でも同時に、稔二さんが変わりつつあることも、感じ取っていた。
ひどく苦い塊を喉の奥から吐きだすように、私は話す。
「あなたに愛されていないと知っているんです。自分の思い通りになる妻を手に入れたと、友人に語っていましたよね。手紙に書いた通りです。だから、どうしても、あなたがそうおっしゃることに、疑いの気持ちが消えないんです」
『分かっている』
感情が昂っているせいか、稔二さんの声が反響して聞こえた。彼はどこにいるんだろう。船の中なのは確実だけど。
「いいえ! 分かってません。稔二さんは……わかってません……」
涙がまた溢れ出した。感情が決壊する。
「ごめんなさい。でも分かってません。あなたを見た瞬間、とてつもなく心を惹かれました。恋なんてしたことない私が、ドキドキしたんです。初恋だったんです」
特別な感情を抱きすぎているという自覚はあった。
ずっと私の人生には、家族とそれ以外しかなかった。だから稔二さんはとても特別な相手になってしまったんだと思う。

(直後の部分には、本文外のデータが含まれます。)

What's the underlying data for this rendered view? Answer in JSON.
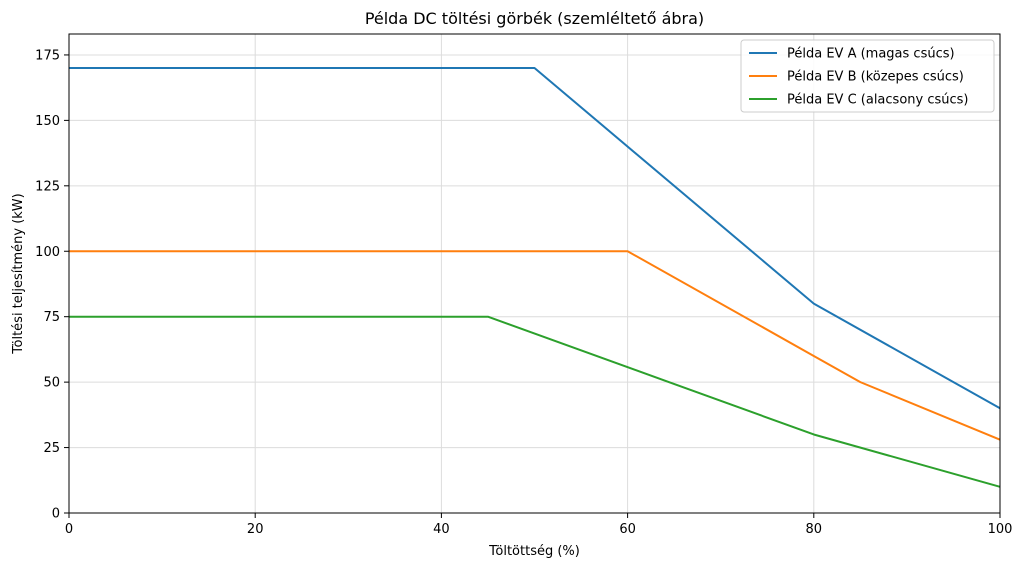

「あなたに愛されたと感じた私がどれほど幸せだったのか、稔二さんは一ミリも分かってない!」
涙が止まりそうにない。私は息を整えて、稔二さんへ突き付けるように言い放った。
「だから。証明してください。私を待ち続けるって、証明してください。ユウさんに掃除を任せるのは承知します。それは、私からの、あなたへの信頼です!」
『ああ……肝に銘じるよ。おやすみ裕理。どうか体に気を付けて』
数秒だけ黙り込んだ稔二さんとの通話が、途切れる。
おやすみなさい、と言えばよかった。
涙をハンカチで抑えながら、私はしばらく電話ボックスの中でじっとしていた。
スタッフルームに戻ったら、心配されそうなくらい泣いている。トイレかどこかで時間をつぶしていこうと決めた。